DevOps teams are smart enough to understand the need for security, but also recognize that human intervention is a time-killer. To be sure, stopping for security evaluations and testing WILL slow the delivery of new services and features to customers who are hungry for innovative change if the team relies on standard types of intervention. The answer to the integration of security and build-time lies in automation.

With automation, DevOps teams can apply and automate the use of best practices in their operations. Automation enables security to be deployed and enforced without any impact on the speed, accuracy or quality of the work being done by development teams. Ultimately, automation enables continuous security and compliance to support continuous development.

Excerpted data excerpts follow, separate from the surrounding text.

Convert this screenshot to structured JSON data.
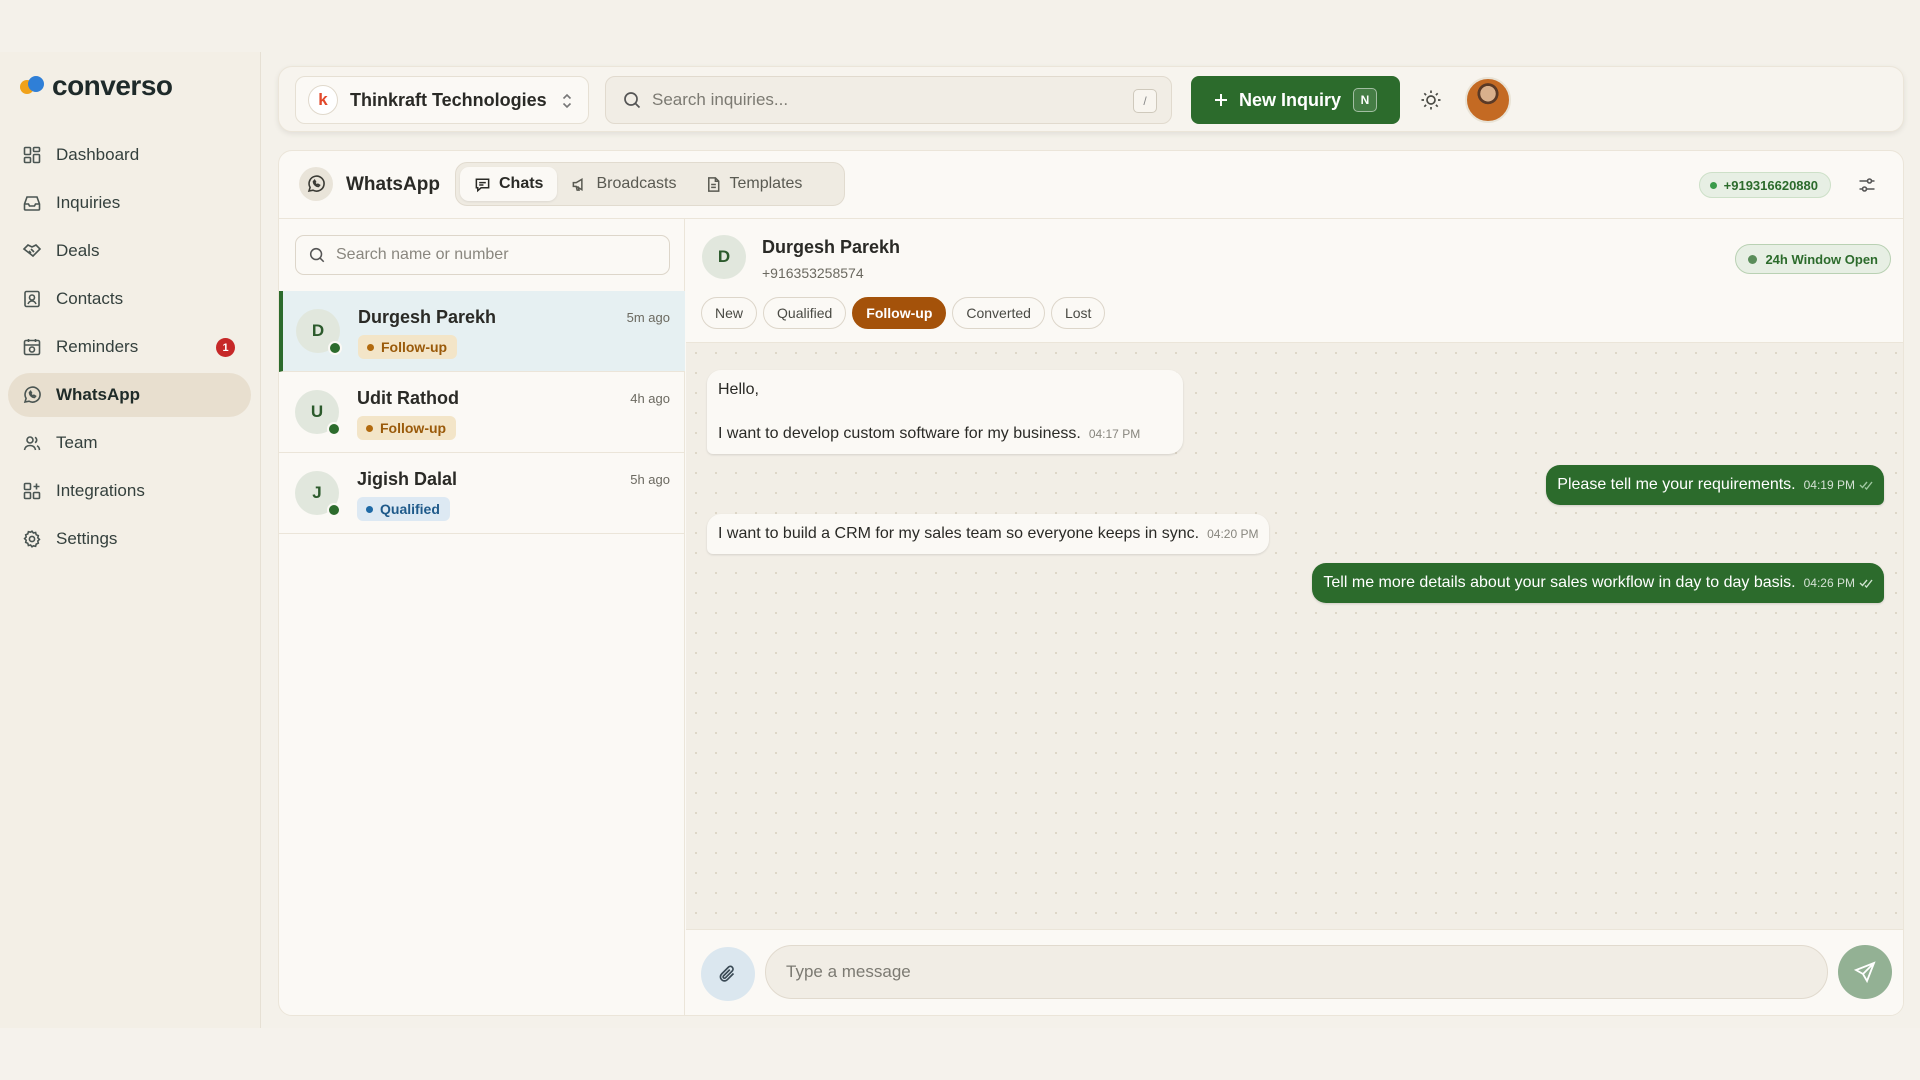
{
  "brand": {
    "name": "converso"
  },
  "sidebar": {
    "items": [
      {
        "label": "Dashboard",
        "icon": "dashboard-icon"
      },
      {
        "label": "Inquiries",
        "icon": "inbox-icon"
      },
      {
        "label": "Deals",
        "icon": "handshake-icon"
      },
      {
        "label": "Contacts",
        "icon": "contacts-icon"
      },
      {
        "label": "Reminders",
        "icon": "calendar-clock-icon",
        "badge": "1"
      },
      {
        "label": "WhatsApp",
        "icon": "whatsapp-icon",
        "active": true
      },
      {
        "label": "Team",
        "icon": "team-icon"
      },
      {
        "label": "Integrations",
        "icon": "integrations-icon"
      },
      {
        "label": "Settings",
        "icon": "gear-icon"
      }
    ]
  },
  "topbar": {
    "company_initial": "k",
    "company_name": "Thinkraft Technologies",
    "search_placeholder": "Search inquiries...",
    "search_shortcut": "/",
    "new_inquiry_label": "New Inquiry",
    "new_inquiry_shortcut": "N"
  },
  "panel": {
    "title": "WhatsApp",
    "tabs": [
      {
        "label": "Chats",
        "active": true
      },
      {
        "label": "Broadcasts"
      },
      {
        "label": "Templates"
      }
    ],
    "business_phone": "+919316620880"
  },
  "chatlist": {
    "search_placeholder": "Search name or number",
    "chats": [
      {
        "initial": "D",
        "name": "Durgesh Parekh",
        "time": "5m ago",
        "status": "Follow-up",
        "selected": true
      },
      {
        "initial": "U",
        "name": "Udit Rathod",
        "time": "4h ago",
        "status": "Follow-up"
      },
      {
        "initial": "J",
        "name": "Jigish Dalal",
        "time": "5h ago",
        "status": "Qualified"
      }
    ]
  },
  "conversation": {
    "contact_initial": "D",
    "contact_name": "Durgesh Parekh",
    "contact_phone": "+916353258574",
    "window_status": "24h Window Open",
    "stages": [
      "New",
      "Qualified",
      "Follow-up",
      "Converted",
      "Lost"
    ],
    "active_stage": "Follow-up",
    "messages": [
      {
        "dir": "in",
        "lines": [
          "Hello,",
          "I want to develop custom software for my business."
        ],
        "time": "04:17 PM"
      },
      {
        "dir": "out",
        "text": "Please tell me your requirements.",
        "time": "04:19 PM"
      },
      {
        "dir": "in",
        "text": "I want to build a CRM for my sales team so everyone keeps in sync.",
        "time": "04:20 PM"
      },
      {
        "dir": "out",
        "text": "Tell me more details about your sales workflow in day to day basis.",
        "time": "04:26 PM"
      }
    ],
    "composer_placeholder": "Type a message"
  },
  "colors": {
    "brand_green": "#2c6b2c",
    "follow_up": "#a4520a",
    "qualified": "#1f6aa6",
    "badge_red": "#c62828"
  }
}
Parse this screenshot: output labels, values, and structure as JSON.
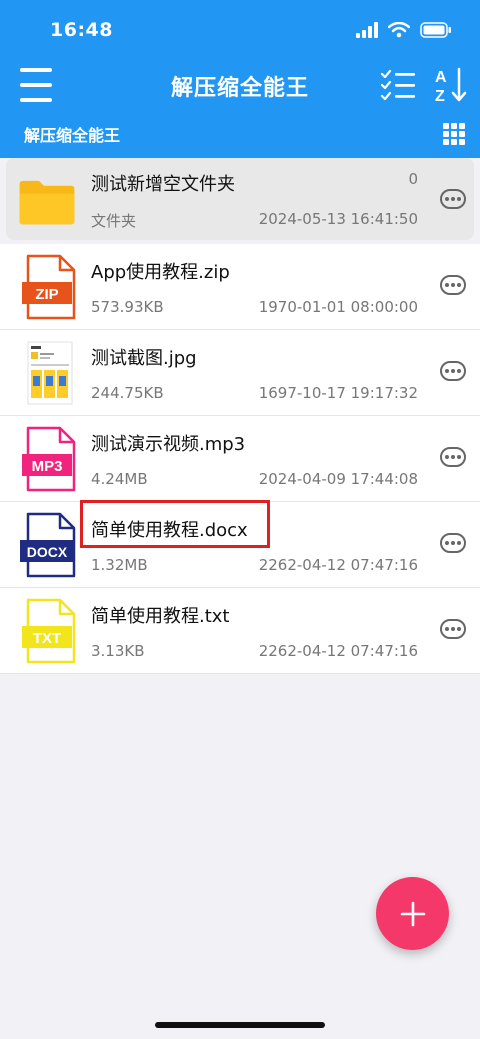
{
  "status_bar": {
    "time": "16:48"
  },
  "header": {
    "title": "解压缩全能王",
    "breadcrumb": "解压缩全能王"
  },
  "files": [
    {
      "name": "测试新增空文件夹",
      "meta": "文件夹",
      "date": "2024-05-13 16:41:50",
      "count": "0",
      "type": "folder"
    },
    {
      "name": "App使用教程.zip",
      "meta": "573.93KB",
      "date": "1970-01-01 08:00:00",
      "type": "zip",
      "badge": "ZIP",
      "color": "#e8531c"
    },
    {
      "name": "测试截图.jpg",
      "meta": "244.75KB",
      "date": "1697-10-17 19:17:32",
      "type": "image"
    },
    {
      "name": "测试演示视频.mp3",
      "meta": "4.24MB",
      "date": "2024-04-09 17:44:08",
      "type": "mp3",
      "badge": "MP3",
      "color": "#f0247e"
    },
    {
      "name": "简单使用教程.docx",
      "meta": "1.32MB",
      "date": "2262-04-12 07:47:16",
      "type": "docx",
      "badge": "DOCX",
      "color": "#1f2c82"
    },
    {
      "name": "简单使用教程.txt",
      "meta": "3.13KB",
      "date": "2262-04-12 07:47:16",
      "type": "txt",
      "badge": "TXT",
      "color": "#f3e51c"
    }
  ],
  "colors": {
    "header": "#2196f3",
    "fab": "#f5386a",
    "highlight": "#e02020"
  }
}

The application of security on the left side of the application continuum helps developers avoid issues that, further down the road, could create bugs and delays. Yet it also eliminates much of the stress and inherent tension between DevOps and SecOps. The result is an organization-wide approach that benefits all who participate and are responsible for the security and compliance of their data and operations. This includes:

  • DevOps teams are able to deploy products and services that have been developed with a lense of security over them. Using the visibility and threat detection of a security platform, they can identify unexpected risks and threats much earlier in the development cycle. This also provides them with a greater understanding of where issues happen so they can create processes that eliminate them in the future. DevOps teams can rely on built-in security protections that are already blessed by the organization, which accelerates their development cycles.
  • Security leaders will learn more from the results of anomaly detection and will benefit from continuous security and compliance in a way that gets them out of reactive mode and takes more control over DevOps and other IT operations.  With some organizations pushing increasingly massive numbers of fixes and changes into production every day, security has to provide a way to monitor, detect, and alert. Complete, continuous security and compliance delivered with automation is the most effective way to do this.
  • The business is ultimately the biggest beneficiary of this modern approach. The dev process is accelerated, quality is improved, and compliance is monitored and addressed before it becomes a problem. Rather than accepting the inherent tension between DevOps and security teams, the business benefits from faster delivery, more security production, and an established place in their respective market.

With a complete, modern security platform that has been designed specifically to meet the challenges of public cloud environments in both build-time and run-time operations, organizations can take advantage of a security-first model that enables continuous visibility, automation, and the ability to move fast. This will not only strengthen security, it will provide compliance and DevOps teams with the tools and processes they need to successfully meet the requirements of the cloud era.